Novavax still gunning for first-to-market status with RSV vaccine: CEO

Novavax isn’t letting a bruising phase 3 failure for its RSV vaccine kill its enthusiasm around the program. In fact, management still figures the biotech leads its much larger competitors in a lucrative field.

Despite a phase 3 failure for the RSV F vaccine in older adults last September, Novavax CEO Stanley Erck said on Monday that his company still expects “to enjoy the advantage of being the first RSV vaccine in the market.” Speaking on a fourth-quarter conference call, Erck added that Novavax continues “to believe that there is a multibillion-dollar opportunity” for the vaccine.

That’s even after the shot missed its primary and secondary objectives in a phase 3 trial and failed to demonstrate efficacy last fall. Shortly after releasing those results, which sent shares steeply downward, the company chopped 30% of its workforce in a move to trim $100 million in expenses for this year.

RELATED: Novavax swings the ax after late-stage failure for its RSV F vax

After that trial failure, analysts at EvaluatePharma dropped their 2022 sales projection for the shot to $549 million, down from $845 million.

Analysts have been mixed on the importance of the failed trial. Speaking about the results last fall, analyst Heather Behanna at Wedbush Securities told Benzinga she didn’t think the vaccine was “the culprit” in the failed trial. That’s because “the booster study demonstrated immunogenicity that suggests the vaccine is working in a manner consistent with what we have seen in phase 2 and in other populations,” she said, according to the publication.

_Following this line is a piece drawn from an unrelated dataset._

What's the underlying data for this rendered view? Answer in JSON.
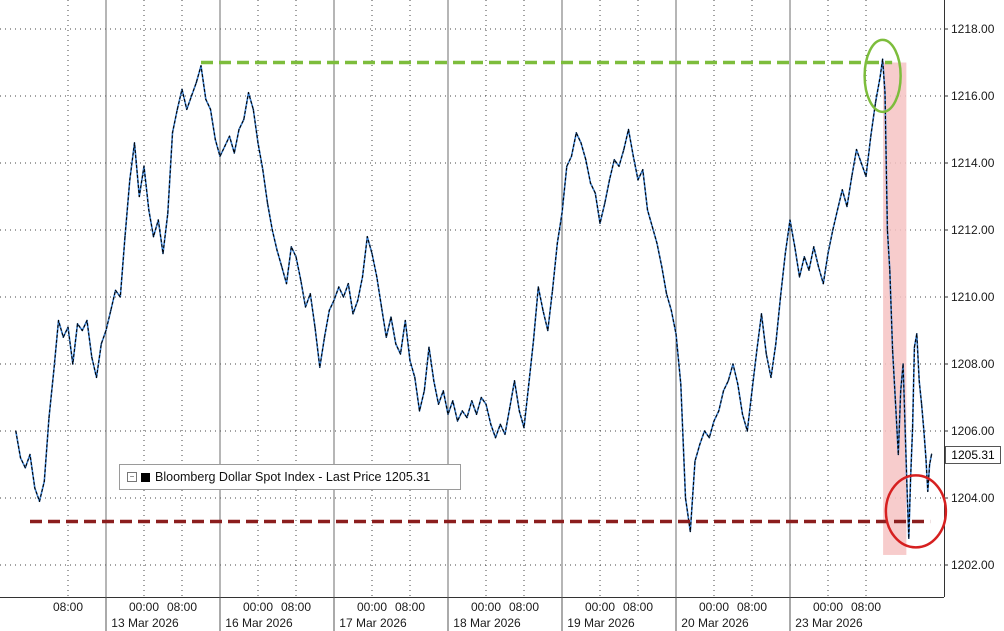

Nonetheless, Gaithersburg, Maryland-based Novavax isn’t giving up. Last month, it announced a phase 2 study that’ll enroll up to 300 adults aged 60 or older, testing the shot in one or two doses with or without a proprietary Matrix-M adjuvant, and with or without an aluminum adjuvant.

It’s also testing the shot’s ability to protect infants through maternal immunization with help from an $89 million grant from the Bill & Melinda Gates Foundation.

RELATED: Novavax hopes to revive RSV vaccine with a new phase 2 trial

Some competitors in the field include Sanofi, AstraZeneca’s MedImmune, Johnson & Johnson’s Janssen, GlaxoSmithKline and Bavarian Nordic, according to the global healthcare organization PATH.

Last month, BN CEO Paul Chaplin told FiercePharma his company has moved into a desirable position in RSV after it posted positive early data and after Novavax’s late-stage failure. Bavarian Nordic has a “differentiated approach and one that I think will be successful in the long run,” Chaplin said.

Also on Monday’s call, Novavax’s Erck told analysts and investors the company is pressing ahead with Zika and seasonal flu candidates based on its recombinant nanoparticle vaccine tech.